In some methods (like your first example) the second element will always be None and can safely be ignored.

This helps for this specific example, thank you! I will use the unnamed throwaway variable name from your first example.

But on the second example you're destructuring the tuple, so Python makes it look like there's no tuple at all!

I think in general this is exactly the point: the developer here is not destructuring anything really, we are just getting a response from the API which has already destructured the tuple. I think the API should be consistent in the response format: you either make the destructuring transparent everywhere, or you just return a tuple everywhere.

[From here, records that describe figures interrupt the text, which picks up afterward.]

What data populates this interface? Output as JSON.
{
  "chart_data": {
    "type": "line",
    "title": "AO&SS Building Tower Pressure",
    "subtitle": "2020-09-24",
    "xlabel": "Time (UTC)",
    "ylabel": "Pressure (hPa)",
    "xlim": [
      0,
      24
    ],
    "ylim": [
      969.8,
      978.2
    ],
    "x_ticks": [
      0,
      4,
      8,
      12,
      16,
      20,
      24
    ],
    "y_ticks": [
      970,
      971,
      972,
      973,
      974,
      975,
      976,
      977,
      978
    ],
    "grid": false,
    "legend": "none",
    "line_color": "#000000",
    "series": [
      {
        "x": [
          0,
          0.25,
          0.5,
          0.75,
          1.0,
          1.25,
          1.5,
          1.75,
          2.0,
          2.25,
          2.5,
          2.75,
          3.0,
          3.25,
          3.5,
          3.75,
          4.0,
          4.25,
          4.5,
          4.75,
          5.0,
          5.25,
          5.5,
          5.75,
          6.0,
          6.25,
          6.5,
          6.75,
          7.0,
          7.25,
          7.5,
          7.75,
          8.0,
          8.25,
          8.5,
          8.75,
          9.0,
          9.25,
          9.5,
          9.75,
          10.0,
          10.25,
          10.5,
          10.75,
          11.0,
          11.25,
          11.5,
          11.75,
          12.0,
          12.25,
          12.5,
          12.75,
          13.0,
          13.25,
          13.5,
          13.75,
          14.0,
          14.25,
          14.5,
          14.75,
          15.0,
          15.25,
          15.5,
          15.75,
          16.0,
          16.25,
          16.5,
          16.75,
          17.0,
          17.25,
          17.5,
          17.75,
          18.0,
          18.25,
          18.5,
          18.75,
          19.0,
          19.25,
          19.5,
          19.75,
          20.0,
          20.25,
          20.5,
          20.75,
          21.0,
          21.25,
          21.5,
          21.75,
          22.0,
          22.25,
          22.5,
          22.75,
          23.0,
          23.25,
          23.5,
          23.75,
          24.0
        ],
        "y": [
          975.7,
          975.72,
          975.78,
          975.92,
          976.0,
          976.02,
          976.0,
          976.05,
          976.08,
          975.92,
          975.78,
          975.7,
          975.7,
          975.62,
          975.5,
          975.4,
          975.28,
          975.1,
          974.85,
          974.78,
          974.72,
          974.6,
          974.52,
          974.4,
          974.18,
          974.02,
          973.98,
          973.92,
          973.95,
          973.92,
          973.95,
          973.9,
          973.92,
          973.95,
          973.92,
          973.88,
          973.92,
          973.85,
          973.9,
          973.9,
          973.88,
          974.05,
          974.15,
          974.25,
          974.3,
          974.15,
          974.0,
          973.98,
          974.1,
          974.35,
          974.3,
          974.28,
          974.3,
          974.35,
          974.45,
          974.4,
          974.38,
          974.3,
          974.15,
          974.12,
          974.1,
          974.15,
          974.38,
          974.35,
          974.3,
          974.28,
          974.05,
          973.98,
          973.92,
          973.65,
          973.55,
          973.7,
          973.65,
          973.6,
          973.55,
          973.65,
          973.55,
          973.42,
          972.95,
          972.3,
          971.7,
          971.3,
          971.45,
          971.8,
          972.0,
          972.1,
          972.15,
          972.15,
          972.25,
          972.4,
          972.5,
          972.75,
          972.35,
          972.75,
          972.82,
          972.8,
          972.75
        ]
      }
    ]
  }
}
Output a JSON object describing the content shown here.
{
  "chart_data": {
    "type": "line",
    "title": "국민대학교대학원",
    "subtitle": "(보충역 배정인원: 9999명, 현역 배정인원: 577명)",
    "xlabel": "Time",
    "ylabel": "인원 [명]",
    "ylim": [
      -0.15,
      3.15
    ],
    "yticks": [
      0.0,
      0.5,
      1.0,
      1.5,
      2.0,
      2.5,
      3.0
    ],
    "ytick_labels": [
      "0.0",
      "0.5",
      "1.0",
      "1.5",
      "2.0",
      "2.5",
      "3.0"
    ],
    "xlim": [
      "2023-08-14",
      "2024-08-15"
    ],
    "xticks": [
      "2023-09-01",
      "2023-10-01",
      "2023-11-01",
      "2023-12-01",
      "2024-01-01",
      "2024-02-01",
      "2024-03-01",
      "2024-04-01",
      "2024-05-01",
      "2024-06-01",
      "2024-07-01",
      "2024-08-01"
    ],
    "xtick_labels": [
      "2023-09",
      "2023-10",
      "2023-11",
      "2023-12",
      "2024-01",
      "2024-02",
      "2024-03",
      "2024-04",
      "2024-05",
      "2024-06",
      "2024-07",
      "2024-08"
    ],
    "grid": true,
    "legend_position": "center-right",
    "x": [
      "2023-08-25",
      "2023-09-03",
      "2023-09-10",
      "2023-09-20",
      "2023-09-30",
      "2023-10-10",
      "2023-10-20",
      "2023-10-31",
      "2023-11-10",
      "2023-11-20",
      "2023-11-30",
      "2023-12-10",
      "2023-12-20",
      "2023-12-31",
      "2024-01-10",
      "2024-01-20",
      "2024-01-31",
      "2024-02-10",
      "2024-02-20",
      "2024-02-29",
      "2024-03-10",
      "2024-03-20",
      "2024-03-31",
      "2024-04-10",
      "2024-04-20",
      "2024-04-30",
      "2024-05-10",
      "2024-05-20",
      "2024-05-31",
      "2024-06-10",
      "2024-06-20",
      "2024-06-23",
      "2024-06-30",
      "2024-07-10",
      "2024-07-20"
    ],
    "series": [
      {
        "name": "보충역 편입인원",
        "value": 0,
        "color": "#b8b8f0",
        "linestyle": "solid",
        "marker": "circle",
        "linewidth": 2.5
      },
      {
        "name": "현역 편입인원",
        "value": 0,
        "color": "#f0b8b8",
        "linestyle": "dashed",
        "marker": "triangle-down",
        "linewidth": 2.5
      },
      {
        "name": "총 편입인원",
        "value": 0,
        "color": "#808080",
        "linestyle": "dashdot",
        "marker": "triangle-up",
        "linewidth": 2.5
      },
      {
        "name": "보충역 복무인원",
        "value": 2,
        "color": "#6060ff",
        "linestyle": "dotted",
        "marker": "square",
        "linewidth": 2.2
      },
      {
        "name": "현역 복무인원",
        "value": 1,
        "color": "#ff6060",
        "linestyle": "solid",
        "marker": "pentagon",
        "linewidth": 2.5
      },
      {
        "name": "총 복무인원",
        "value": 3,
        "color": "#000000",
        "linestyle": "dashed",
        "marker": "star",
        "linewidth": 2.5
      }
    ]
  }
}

bfoz commented 2 years ago

Calling get_income_statement_annual() from that module with output_format = 'json' returns a Pandas dataframe.

Running

from alpha_vantage.fundamentaldata import FundamentalData
fd = FundamentalData(key='YOUR_API_KEY', output_format='json')
income_statement, symbol = client.get_income_statement_annual(symbol='IBM')
print(type(income_statement))

prints

<class 'pandas.core.frame.DataFrame'>

On the plus side, I now know that I have accidentally installed Pandas as a dependency of something else.

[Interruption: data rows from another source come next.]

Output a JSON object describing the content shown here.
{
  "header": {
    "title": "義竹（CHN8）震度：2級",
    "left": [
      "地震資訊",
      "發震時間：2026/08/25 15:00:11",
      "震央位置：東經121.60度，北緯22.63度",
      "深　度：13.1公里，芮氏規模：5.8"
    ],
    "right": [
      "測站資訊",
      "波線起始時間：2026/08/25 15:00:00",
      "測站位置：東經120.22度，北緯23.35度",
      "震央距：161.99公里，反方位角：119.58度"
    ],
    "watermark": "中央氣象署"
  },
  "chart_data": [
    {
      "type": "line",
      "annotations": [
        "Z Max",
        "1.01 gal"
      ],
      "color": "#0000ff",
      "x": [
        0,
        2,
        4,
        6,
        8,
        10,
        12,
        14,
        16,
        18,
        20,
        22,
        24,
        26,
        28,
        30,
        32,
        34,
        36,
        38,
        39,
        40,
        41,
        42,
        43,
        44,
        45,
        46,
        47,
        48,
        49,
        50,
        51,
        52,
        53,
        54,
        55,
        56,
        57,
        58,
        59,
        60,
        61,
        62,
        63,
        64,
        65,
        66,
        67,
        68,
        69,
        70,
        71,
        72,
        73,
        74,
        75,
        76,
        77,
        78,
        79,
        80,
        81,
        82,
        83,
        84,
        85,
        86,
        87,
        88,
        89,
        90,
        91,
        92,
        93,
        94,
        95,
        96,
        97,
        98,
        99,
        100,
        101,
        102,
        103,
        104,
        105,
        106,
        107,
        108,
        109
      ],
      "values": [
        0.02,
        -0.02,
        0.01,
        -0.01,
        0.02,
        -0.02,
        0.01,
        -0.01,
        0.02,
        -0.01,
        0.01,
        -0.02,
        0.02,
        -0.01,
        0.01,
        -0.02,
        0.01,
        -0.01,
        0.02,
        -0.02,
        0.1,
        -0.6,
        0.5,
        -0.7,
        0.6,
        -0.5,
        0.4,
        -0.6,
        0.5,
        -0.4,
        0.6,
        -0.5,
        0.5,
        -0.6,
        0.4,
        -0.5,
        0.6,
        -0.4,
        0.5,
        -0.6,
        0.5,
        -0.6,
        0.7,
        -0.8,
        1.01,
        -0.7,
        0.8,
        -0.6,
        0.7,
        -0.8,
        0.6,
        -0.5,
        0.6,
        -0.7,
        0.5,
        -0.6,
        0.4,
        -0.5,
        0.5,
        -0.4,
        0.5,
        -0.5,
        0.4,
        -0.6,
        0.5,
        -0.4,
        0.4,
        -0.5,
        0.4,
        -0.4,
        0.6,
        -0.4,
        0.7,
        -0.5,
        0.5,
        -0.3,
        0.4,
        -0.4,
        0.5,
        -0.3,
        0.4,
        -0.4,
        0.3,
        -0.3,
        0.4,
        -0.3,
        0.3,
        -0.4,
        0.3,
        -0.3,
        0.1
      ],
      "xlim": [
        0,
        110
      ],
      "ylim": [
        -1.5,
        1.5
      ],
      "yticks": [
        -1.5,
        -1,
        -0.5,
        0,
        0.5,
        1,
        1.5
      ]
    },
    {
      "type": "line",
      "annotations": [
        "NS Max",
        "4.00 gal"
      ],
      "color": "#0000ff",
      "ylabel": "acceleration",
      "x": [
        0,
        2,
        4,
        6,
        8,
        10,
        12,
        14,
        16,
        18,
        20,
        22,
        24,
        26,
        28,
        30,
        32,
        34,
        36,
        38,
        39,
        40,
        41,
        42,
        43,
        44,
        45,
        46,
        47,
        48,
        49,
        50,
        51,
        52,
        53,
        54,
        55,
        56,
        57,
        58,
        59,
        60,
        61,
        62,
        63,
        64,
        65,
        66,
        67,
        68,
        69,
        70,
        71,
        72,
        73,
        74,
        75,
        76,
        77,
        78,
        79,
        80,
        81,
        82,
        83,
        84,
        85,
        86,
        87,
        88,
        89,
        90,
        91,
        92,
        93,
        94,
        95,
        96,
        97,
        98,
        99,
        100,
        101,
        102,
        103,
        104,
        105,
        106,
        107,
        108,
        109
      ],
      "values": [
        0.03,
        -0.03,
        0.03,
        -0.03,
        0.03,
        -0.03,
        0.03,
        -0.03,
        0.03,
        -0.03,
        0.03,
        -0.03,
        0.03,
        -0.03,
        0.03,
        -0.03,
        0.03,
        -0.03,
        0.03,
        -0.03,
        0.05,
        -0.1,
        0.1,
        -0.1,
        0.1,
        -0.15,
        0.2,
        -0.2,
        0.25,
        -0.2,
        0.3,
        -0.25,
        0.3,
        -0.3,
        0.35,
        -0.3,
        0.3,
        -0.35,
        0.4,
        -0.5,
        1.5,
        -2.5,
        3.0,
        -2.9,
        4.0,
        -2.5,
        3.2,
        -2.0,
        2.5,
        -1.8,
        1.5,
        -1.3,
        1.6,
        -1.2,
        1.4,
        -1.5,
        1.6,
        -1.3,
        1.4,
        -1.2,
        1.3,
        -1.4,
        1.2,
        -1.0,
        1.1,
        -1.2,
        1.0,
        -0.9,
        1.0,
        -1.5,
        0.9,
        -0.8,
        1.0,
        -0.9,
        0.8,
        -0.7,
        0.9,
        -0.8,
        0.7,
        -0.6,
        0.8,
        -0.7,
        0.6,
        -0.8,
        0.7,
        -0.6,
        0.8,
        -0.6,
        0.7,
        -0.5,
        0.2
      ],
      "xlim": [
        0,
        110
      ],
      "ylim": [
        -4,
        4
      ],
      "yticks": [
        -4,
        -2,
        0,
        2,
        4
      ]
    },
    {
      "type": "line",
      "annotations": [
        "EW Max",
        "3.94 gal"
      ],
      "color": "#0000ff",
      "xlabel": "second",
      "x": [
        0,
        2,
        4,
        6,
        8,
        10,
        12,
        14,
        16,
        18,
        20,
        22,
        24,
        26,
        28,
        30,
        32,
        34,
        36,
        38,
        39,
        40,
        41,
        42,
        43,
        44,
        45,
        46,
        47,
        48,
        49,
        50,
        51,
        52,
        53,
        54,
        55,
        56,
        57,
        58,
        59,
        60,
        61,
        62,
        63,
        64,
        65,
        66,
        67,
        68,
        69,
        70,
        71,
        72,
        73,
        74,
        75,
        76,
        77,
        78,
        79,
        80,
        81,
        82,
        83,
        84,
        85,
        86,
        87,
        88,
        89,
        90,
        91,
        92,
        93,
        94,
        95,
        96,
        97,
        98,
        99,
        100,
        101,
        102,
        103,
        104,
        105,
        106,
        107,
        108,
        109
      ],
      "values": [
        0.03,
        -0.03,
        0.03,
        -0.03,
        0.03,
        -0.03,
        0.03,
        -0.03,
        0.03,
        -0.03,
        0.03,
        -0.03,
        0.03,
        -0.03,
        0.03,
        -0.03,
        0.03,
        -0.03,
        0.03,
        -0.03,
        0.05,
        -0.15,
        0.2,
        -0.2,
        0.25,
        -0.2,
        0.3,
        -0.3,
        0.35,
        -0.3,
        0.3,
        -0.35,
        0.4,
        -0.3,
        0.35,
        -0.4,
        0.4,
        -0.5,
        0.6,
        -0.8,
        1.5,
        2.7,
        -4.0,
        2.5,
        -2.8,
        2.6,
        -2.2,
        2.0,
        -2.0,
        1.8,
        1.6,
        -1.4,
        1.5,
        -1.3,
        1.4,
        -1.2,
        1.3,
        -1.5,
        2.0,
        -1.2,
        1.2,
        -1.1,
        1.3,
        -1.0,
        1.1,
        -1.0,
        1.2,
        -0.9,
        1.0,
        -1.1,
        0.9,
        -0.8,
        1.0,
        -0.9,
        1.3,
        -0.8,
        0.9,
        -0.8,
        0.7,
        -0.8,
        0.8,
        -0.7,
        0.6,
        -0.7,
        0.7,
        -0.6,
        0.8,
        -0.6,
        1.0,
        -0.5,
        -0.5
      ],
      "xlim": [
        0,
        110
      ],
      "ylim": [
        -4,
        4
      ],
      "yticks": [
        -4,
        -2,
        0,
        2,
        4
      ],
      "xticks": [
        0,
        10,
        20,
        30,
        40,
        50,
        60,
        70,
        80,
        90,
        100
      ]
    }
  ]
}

bfoz commented 2 years ago

If I forcibly remove the Pandas package and try again, I get:

  File "/Users/bfoz/.local/share/virtualenvs/project04-bNStgEKY/lib/python3.10/site-packages/alpha_vantage/alphavantage.py", line 250, in _format_wrapper
    data_pandas = pandas.DataFrame(data_array, columns=[
NameError: name 'pandas' is not defined

With the caveat that I'm not familiar with the code, the problem appears to be around line 238 of alphavantage.py

                if output_format == 'json':
                    if isinstance(data, list):
                        # If the call returns a list, then we will append them
                        # in the resulting data frame. If in the future
                        # alphavantage decides to do more with returning arrays
                        # this might become buggy. For now will do the trick.
                        if not data:
                            data_pandas = pandas.DataFrame()
                        else:
                            data_array = []
                            for val in data:
                                data_array.append([v for _, v in val.items()])
                            data_pandas = pandas.DataFrame(data_array, columns=[
                                k for k, _ in data[0].items()])
                        return data_pandas, meta_data
                    else:
                        return data, meta_data

That looks to me like it returns a DataFrame even when output_format is set to json.

ddavness commented 2 years ago

I have opened a PR that addresses this at the end of last year - see #329.

It was probably a result of copy-pasting the same thing twice.

bfoz commented 2 years ago

I eventually found your PR, but not until after I figured it out myself. I guess I should have looked first.

So, is this project dead then? It hasn't seen any updates in 13 months and your PR is almost 8 months old.

AlphaVantageSupport commented 1 year ago

Closing for now. Will reopen if there is further community response. Thanks!